4. Many women lack the power to negotiate condom use, but not all. Wider condom accessibility would allow some women the ability to require safer sex. And, as I said in #2, condom use isn’t all about women’s requirements — it’s also about men making healthy choices. We should be promoting that.
And yes, you did just win the prize for Stupidest Person on the Internet.
Haha! That made my day.
Anyway, the thing that the antis don’t understand is that pro-choicers don’t object to abstinence. We object to abstinence-only programs, because they do not work. Billions of dollars shouldn’t go to a program that doesn’t work to a continent that has more HIV/AIDS cases than any other. If abstinence-only doesn’t work here, it’ll only be less successful there.
check out this amazing recent pro-choice rant by Bill Clinton… http://feministing.com/archives/008650.html#c134674
is it just me…
or is this a deliberate policy? i mean, the apparant policy to spread HIV in countrys’continents that that united states doesn’t like?
maybe that sounds totaly bitchy or paranoid, but i really do have to wonder what the fuck Bush thinks he’s doing? its either A) ALL of these people are so stupid/ignorant/uncaring (not just about their own religious laws, but about the deaths of untold numbers of people, including BABIES) or B) they are deliberatly cultivating a genocide.
okay, yes, either-or logic tends to be flawed. but, i have another (relatively unknown) piece of data to throw in that…

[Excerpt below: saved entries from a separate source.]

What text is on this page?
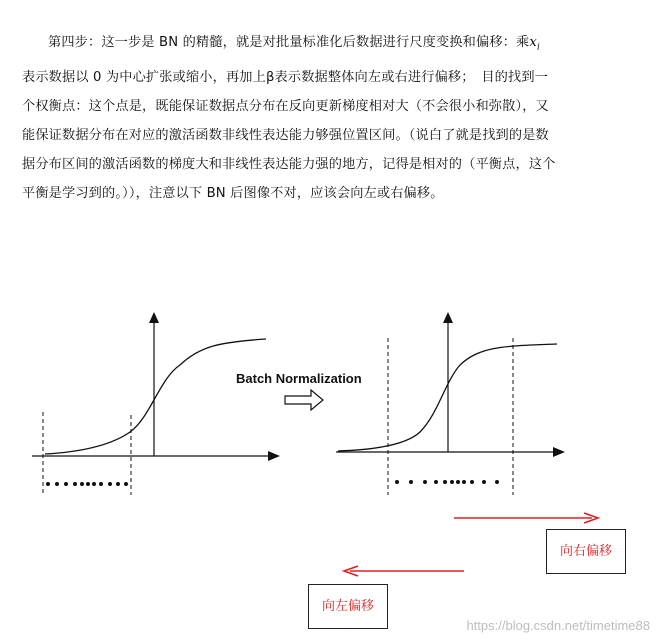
第四步：这一步是 BN 的精髓，就是对批量标准化后数据进行尺度变换和偏移：乘$x_i$
表示数据以 0 为中心扩张或缩小，再加上β表示数据整体向左或右进行偏移；　目的找到一
个权衡点：这个点是，既能保证数据点分布在反向更新梯度相对大（不会很小和弥散），又
能保证数据分布在对应的激活函数非线性表达能力够强位置区间。（说白了就是找到的是数
据分布区间的激活函数的梯度大和非线性表达能力强的地方，记得是相对的（平衡点，这个
平衡是学习到的。）），注意以下 BN 后图像不对，应该会向左或右偏移。

Batch Normalization
向右偏移
向左偏移
https://blog.csdn.net/timetime88
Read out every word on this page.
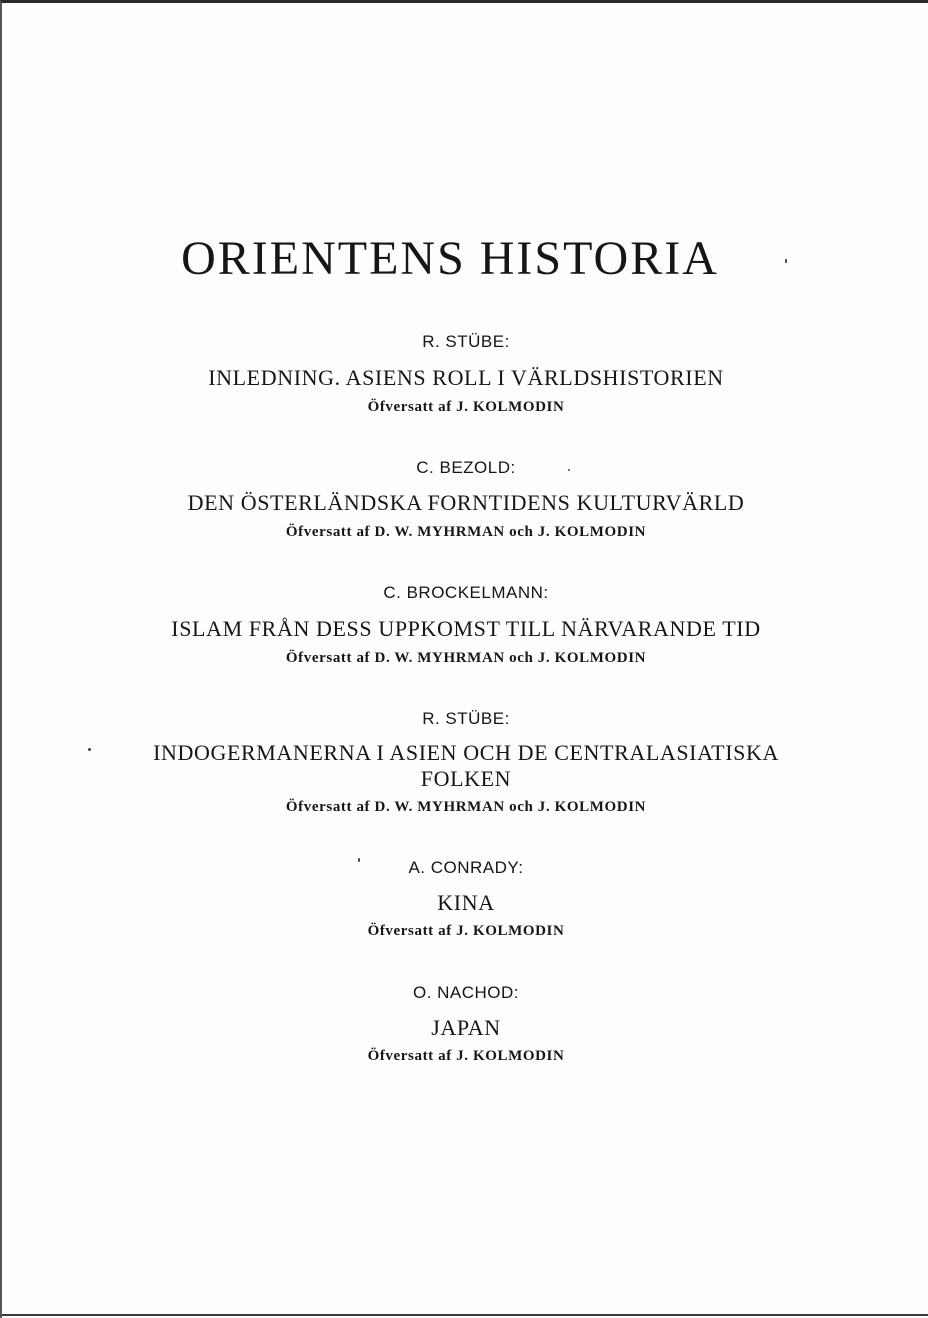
ORIENTENS HISTORIA
R. STÜBE:
INLEDNING. ASIENS ROLL I VÄRLDSHISTORIEN
Öfversatt af J. KOLMODIN
C. BEZOLD:
DEN ÖSTERLÄNDSKA FORNTIDENS KULTURVÄRLD
Öfversatt af D. W. MYHRMAN och J. KOLMODIN
C. BROCKELMANN:
ISLAM FRÅN DESS UPPKOMST TILL NÄRVARANDE TID
Öfversatt af D. W. MYHRMAN och J. KOLMODIN
R. STÜBE:
INDOGERMANERNA I ASIEN OCH DE CENTRALASIATISKA
FOLKEN
Öfversatt af D. W. MYHRMAN och J. KOLMODIN
A. CONRADY:
KINA
Öfversatt af J. KOLMODIN
O. NACHOD:
JAPAN
Öfversatt af J. KOLMODIN
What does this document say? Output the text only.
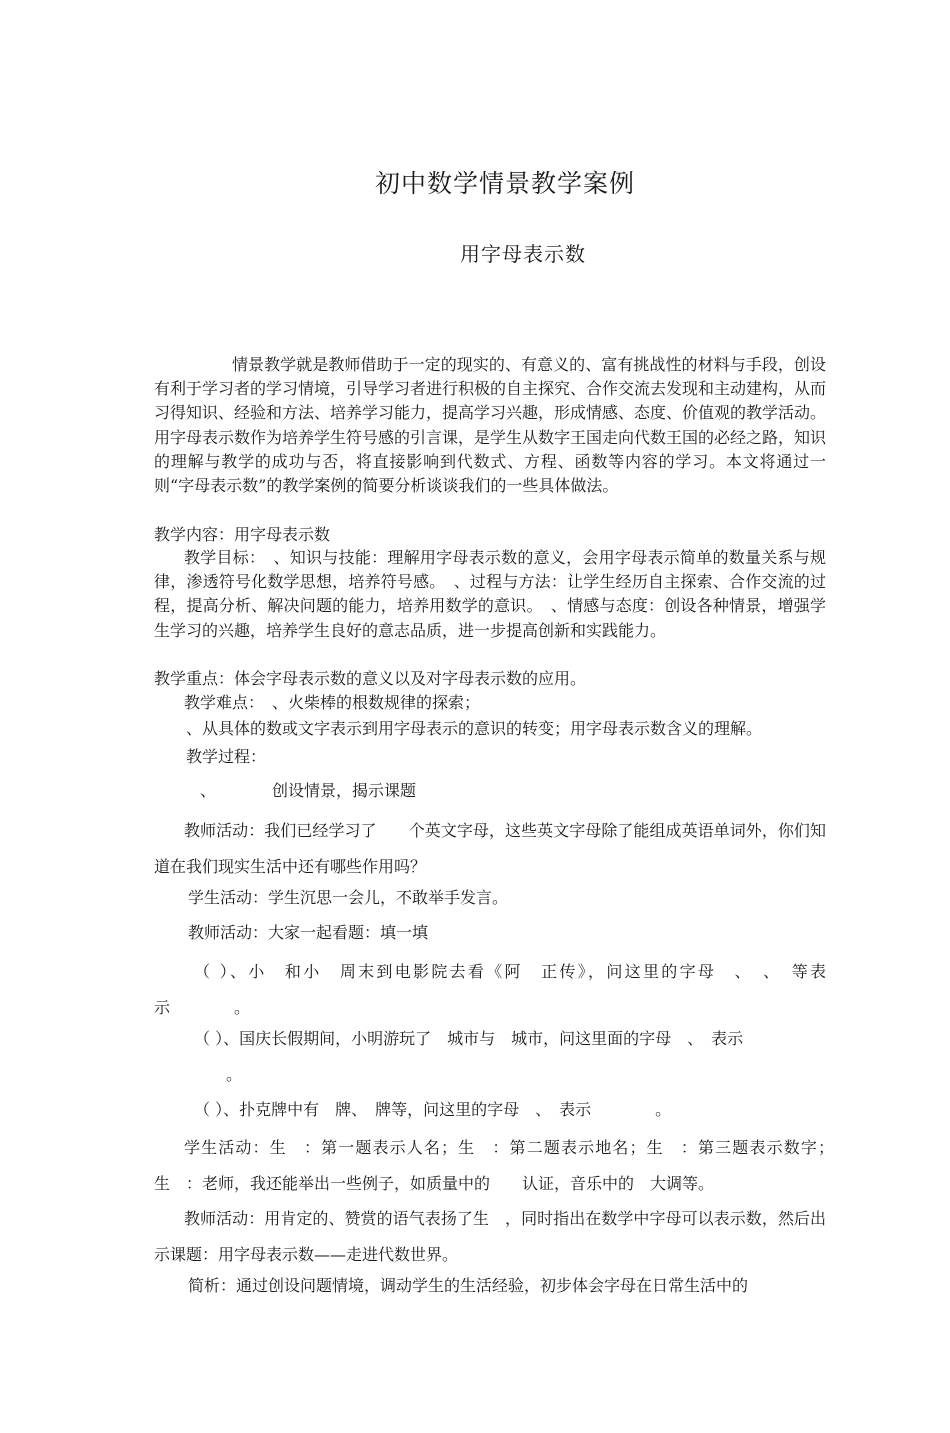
初中数学情景教学案例
用字母表示数
情景教学就是教师借助于一定的现实的、有意义的、富有挑战性的材料与手段，创设有利于学习者的学习情境，引导学习者进行积极的自主探究、合作交流去发现和主动建构，从而习得知识、经验和方法、培养学习能力，提高学习兴趣，形成情感、态度、价值观的教学活动。用字母表示数作为培养学生符号感的引言课，是学生从数字王国走向代数王国的必经之路，知识的理解与教学的成功与否，将直接影响到代数式、方程、函数等内容的学习。本文将通过一则“字母表示数”的教学案例的简要分析谈谈我们的一些具体做法。
教学内容：用字母表示数
教学目标：　、知识与技能：理解用字母表示数的意义，会用字母表示简单的数量关系与规律，渗透符号化数学思想，培养符号感。　、过程与方法：让学生经历自主探索、合作交流的过程，提高分析、解决问题的能力，培养用数学的意识。　、情感与态度：创设各种情景，增强学生学习的兴趣，培养学生良好的意志品质，进一步提高创新和实践能力。
教学重点：体会字母表示数的意义以及对字母表示数的应用。
教学难点：　、火柴棒的根数规律的探索；
、从具体的数或文字表示到用字母表示的意识的转变；用字母表示数含义的理解。
教学过程：
、　　　　创设情景，揭示课题
教师活动：我们已经学习了　　个英文字母，这些英文字母除了能组成英语单词外，你们知道在我们现实生活中还有哪些作用吗？
学生活动：学生沉思一会儿，不敢举手发言。
教师活动：大家一起看题：填一填
（ ）、小　和小　周末到电影院去看《阿　正传》，问这里的字母　、　、　等表示　　　　。
（ ）、国庆长假期间，小明游玩了　城市与　城市，问这里面的字母　、　表示
。
（ ）、扑克牌中有　牌、　牌等，问这里的字母　、　表示　　　　。
学生活动：生　：第一题表示人名；生　：第二题表示地名；生　：第三题表示数字；　生　：老师，我还能举出一些例子，如质量中的　　认证，音乐中的　大调等。
教师活动：用肯定的、赞赏的语气表扬了生　，同时指出在数学中字母可以表示数，然后出示课题：用字母表示数——走进代数世界。
简析：通过创设问题情境，调动学生的生活经验，初步体会字母在日常生活中的
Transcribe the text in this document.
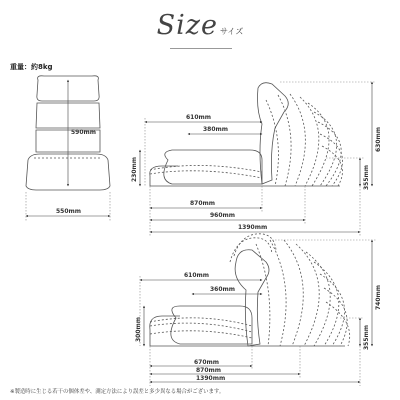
Size サイズ
重量：約8kg
590mm
550mm
610mm
380mm
230mm
630mm
355mm
870mm
960mm
1390mm
610mm
360mm
300mm
740mm
355mm
670mm
870mm
1390mm
※製造時に生じる若干の個体差や、測定方法により誤差と多少異なる場合がございます。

(some*) people decended from people who survived the Black Plague have a genetic, partial immunity to HIV. which doesn’t include most of the population of Africa. “Americans” don’t need to worry, because they have “proper” European ancestry – those in “America” who DO need to worry aren’t “proper Americans”
okay, yeah, conspiracy theorys at 530 in the AM. but still…
*scientists are split as to HOW MANY people this includes. i can’t find the studies. but thats not totally surprising, i think i pulled them off of college websites, when i was writing an anthropology paper, and i’m at a different school now. but the studies i read had worked in China and various parts of Europe, Africa and South America. i will try to find it after sleep…
Babies.
The forced birth lobby protest with bloody pictures of aborted fetuses, and little babies.
We SHOULD show them worse, hold up to their faces what they try to shove out of their reality.
Pictures of the fetuses saved, that became orphans, with the stats and lines of what happens to them then.
Pictures of the children born with aids.
Pictures of the women who died of aids, contacted from husbands who cheated, husbands who they can’t say no to, husbands they didn’t chose. Pictures of the children they’ve left behind. Pictures of how much of an hellhole a village can become when aids overwhelms in.
Shove it in their sanctimonious faces.
[...] the people who are suffering and dying as a result of our international policies (preemptive war, “pro-life” health care, etc) will be just thrilled to hear that God is on the GOP [...]
As much as I want to pretend that I am above all of that…
HELL YES!
I’m sorry, but if most people who consider themselves “pro-life” actually were made to sit down and look at what their preferred policies do, actually forced to, say visit and volunteer, helping women and children in Africa, who are dying of AIDS, and hearing their stories, if they actually were forced to listen, then I reckon the “pro-life” movement would be shedding its members like nobody’s business.